UNCG-CSE / Library-Computer-Usage-Analysis

The University Libraries at UNCG currently track the state of a computer, determining whether or not a particular computer is in use. This data is compiled into a database, and a web app pulls from this database to show a map and number of available computers. As of Fall 2017, the data had not been used to determine which computers are used more frequently, aside from counting the number of times a computer transitions into/away from the 'in-use' state. This project attempts to correlate the usage of these computers with various factors, including: campus scheduling, equipment configuration, placement, population in the library, and area weather. Using this data, this project also uses machine learning to determine the best placement of computers for future allocation, and possible reconfiguration of equipment and space.
1 stars 1 forks source link

Interpret weather codes in Weather Data #21

Closed brownworth closed 6 years ago

brownworth commented 6 years ago

This will require converting strings under the Hourly Sky Conditions that look like this: SCT:04 14 OVC:08 38,2.50,-RA:02 BR:1

PatriciaTanzer commented 6 years ago

What does each point stand for?

brownworth commented 6 years ago

These codes are detailed in https://en.wikipedia.org/wiki/METAR#Cloud_reporting.

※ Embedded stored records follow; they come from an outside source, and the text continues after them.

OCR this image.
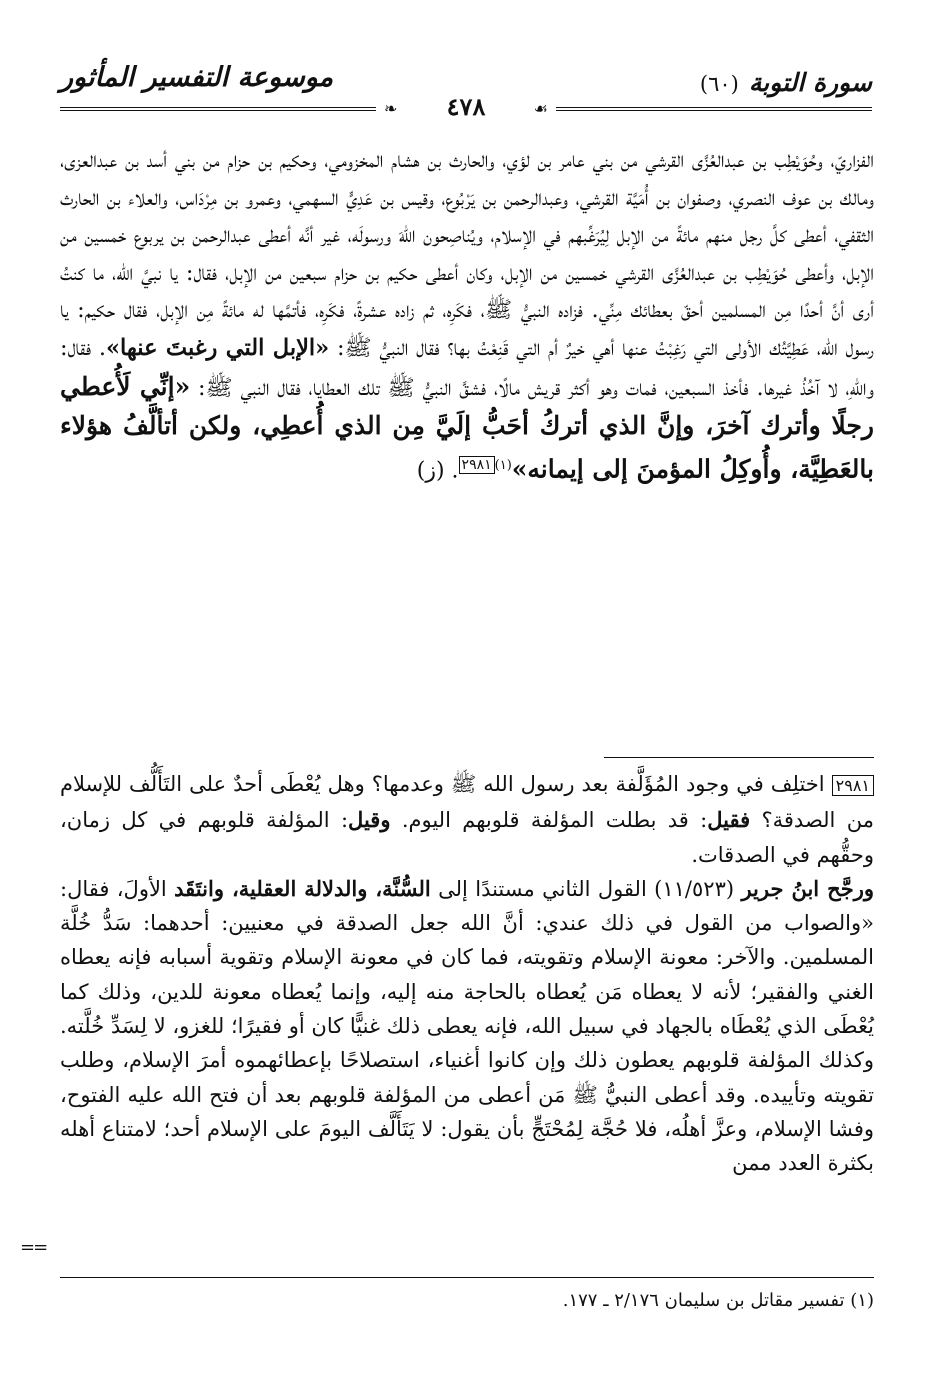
سورة التوبة
(٦٠)
موسوعة التفسير المأثور
❧	٤٧٨	☙

الفزاريّ، وحُوَيْطِب بن عبدالعُزَّى القرشي من بني عامر بن لؤي، والحارث بن هشام المخزومي، وحكيم بن حزام من بني أسد بن عبدالعزى، ومالك بن عوف النصري، وصفوان بن أُمَيَّة القرشي، وعبدالرحمن بن يَرْبُوع، وقيس بن عَدِيٍّ السهمي، وعمرو بن مِرْدَاس، والعلاء بن الحارث الثقفي، أعطى كلَّ رجل منهم مائةً من الإبل لِيُرَغِّبهم في الإسلام، ويُناصِحون اللهَ ورسولَه، غير أنَّه أعطى عبدالرحمن بن يربوع خمسين من الإبل، وأعطى حُوَيْطِب بن عبدالعُزَّى القرشي خمسين من الإبل، وكان أعطى حكيم بن حزام سبعين من الإبل، فقال: يا نبيَّ الله، ما كنتُ أرى أنَّ أحدًا مِن المسلمين أحقّ بعطائك مِنِّي. فزاده النبيُّ ﷺ، فكَرِه، ثم زاده عشرةً، فكَرِه، فأتمَّها له مائةً مِن الإبل، فقال حكيم: يا رسول الله، عَطِيَّتُك الأولى التي رَغِبْتُ عنها أهي خيرٌ أم التي قَنِعْتُ بها؟ فقال النبيُّ ﷺ: «الإبل التي رغبتَ عنها». فقال: واللهِ، لا آخُذُ غيرها. فأخذ السبعين، فمات وهو أكثر قريش مالًا، فشقَّ النبيُّ ﷺ تلك العطايا، فقال النبي ﷺ: «إنِّي لَأُعطي رجلًا وأترك آخرَ، وإنَّ الذي أتركُ أحَبُّ إلَيَّ مِن الذي أُعطِي، ولكن أتألَّفُ هؤلاء بالعَطِيَّة، وأُوكِلُ المؤمنَ إلى إيمانه»$^{(١)٢٩٨١}$. (ز)

٢٩٨١ اختلِف في وجود المُؤَلَّفة بعد رسول الله ﷺ وعدمها؟ وهل يُعْطَى أحدٌ على التَأَلُّف للإسلام من الصدقة؟ فقيل: قد بطلت المؤلفة قلوبهم اليوم. وقيل: المؤلفة قلوبهم في كل زمان، وحقُّهم في الصدقات.

ورجَّح ابنُ جرير (١١/٥٢٣) القول الثاني مستندًا إلى السُّنَّة، والدلالة العقلية، وانتَقَد الأولَ، فقال: «والصواب من القول في ذلك عندي: أنَّ الله جعل الصدقة في معنيين: أحدهما: سَدُّ خُلَّة المسلمين. والآخر: معونة الإسلام وتقويته، فما كان في معونة الإسلام وتقوية أسبابه فإنه يعطاه الغني والفقير؛ لأنه لا يعطاه مَن يُعطاه بالحاجة منه إليه، وإنما يُعطاه معونة للدين، وذلك كما يُعْطَى الذي يُعْطَاه بالجهاد في سبيل الله، فإنه يعطى ذلك غنيًّا كان أو فقيرًا؛ للغزو، لا لِسَدِّ خُلَّته. وكذلك المؤلفة قلوبهم يعطون ذلك وإن كانوا أغنياء، استصلاحًا بإعطائهموه أمرَ الإسلام، وطلب تقويته وتأييده. وقد أعطى النبيُّ ﷺ مَن أعطى من المؤلفة قلوبهم بعد أن فتح الله عليه الفتوح، وفشا الإسلام، وعزَّ أهلُه، فلا حُجَّة لِمُحْتَجٍّ بأن يقول: لا يَتَأَلَّف اليومَ على الإسلام أحد؛ لامتناع أهله بكثرة العدد ممن

==
(١) تفسير مقاتل بن سليمان ٢/١٧٦ ـ ١٧٧.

There may be other codes that will require similar formatting. This may require the regex library to parse out all of the codes.

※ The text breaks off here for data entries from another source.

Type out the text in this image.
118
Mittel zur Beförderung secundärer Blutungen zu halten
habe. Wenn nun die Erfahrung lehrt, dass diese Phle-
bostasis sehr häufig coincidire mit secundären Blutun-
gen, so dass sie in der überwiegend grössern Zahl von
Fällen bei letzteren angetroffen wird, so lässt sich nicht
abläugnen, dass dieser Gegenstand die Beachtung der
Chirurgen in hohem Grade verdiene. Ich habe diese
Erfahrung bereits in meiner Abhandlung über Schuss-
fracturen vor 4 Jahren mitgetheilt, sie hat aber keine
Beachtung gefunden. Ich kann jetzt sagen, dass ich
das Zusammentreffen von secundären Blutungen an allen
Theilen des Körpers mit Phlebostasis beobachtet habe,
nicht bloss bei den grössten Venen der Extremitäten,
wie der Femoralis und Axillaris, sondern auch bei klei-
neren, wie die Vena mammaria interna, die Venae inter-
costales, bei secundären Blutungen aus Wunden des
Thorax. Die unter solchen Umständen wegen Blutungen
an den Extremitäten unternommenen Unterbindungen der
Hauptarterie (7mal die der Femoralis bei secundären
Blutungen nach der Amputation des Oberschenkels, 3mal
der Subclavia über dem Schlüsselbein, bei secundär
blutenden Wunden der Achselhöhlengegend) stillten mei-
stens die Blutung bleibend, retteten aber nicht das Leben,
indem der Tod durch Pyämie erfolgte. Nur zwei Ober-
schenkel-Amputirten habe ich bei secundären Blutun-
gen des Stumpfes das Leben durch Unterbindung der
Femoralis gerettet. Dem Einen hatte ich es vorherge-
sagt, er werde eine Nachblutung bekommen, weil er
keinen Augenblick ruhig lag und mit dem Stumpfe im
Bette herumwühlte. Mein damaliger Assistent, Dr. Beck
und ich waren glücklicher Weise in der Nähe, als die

brownworth commented 6 years ago

Doing some more research, according to this link: https://www1.ncdc.noaa.gov/pub/data/cdo/documentation/LCD_documentation.pdf there are single letter codes embedded in some of the data. In some places where we are seeing "s" after a number (i.e. 0.32s) it may mean that the data is suspect. If this is the case, we can either leave it as the number; convert it to np.nan; or as @smindinvern suggested, use a forward fill (.ffill()) to interpolate. I'm ok doing any of the above, but I would like to be consistent for documentation purposes.

smindinvern commented 6 years ago

There's an even more extreme option, I guess, which is that we could discard each row of data which has a 'suspect datum' in it, equivalent I guess to setting to np.nan and then doing e.g. df.dropna(axis='index', how='any'). This would have the advantage of ensuring that we don't make inferences based on potentially bad data, but would cut out a chunk of our dataset.

brownworth commented 6 years ago

I can go either way. If the suspect data shows some significant outliers, then I would recommend dropping them. If not, having the non-interpolated, but still official, data would give authenticity that we wouldn't have to explain away later.

smindinvern commented 6 years ago

It looks like the original task at issue here has been completed by @mtellis2 and merged into master. Can this issue be closed, then? Do we want to create a new issue for discussing what to do with the suspect data entries?

mtellis2 commented 6 years ago

@smindinvern Yeah that sounds good, I meant to close this issue. Also creating a new issue for suspect data entries will be great.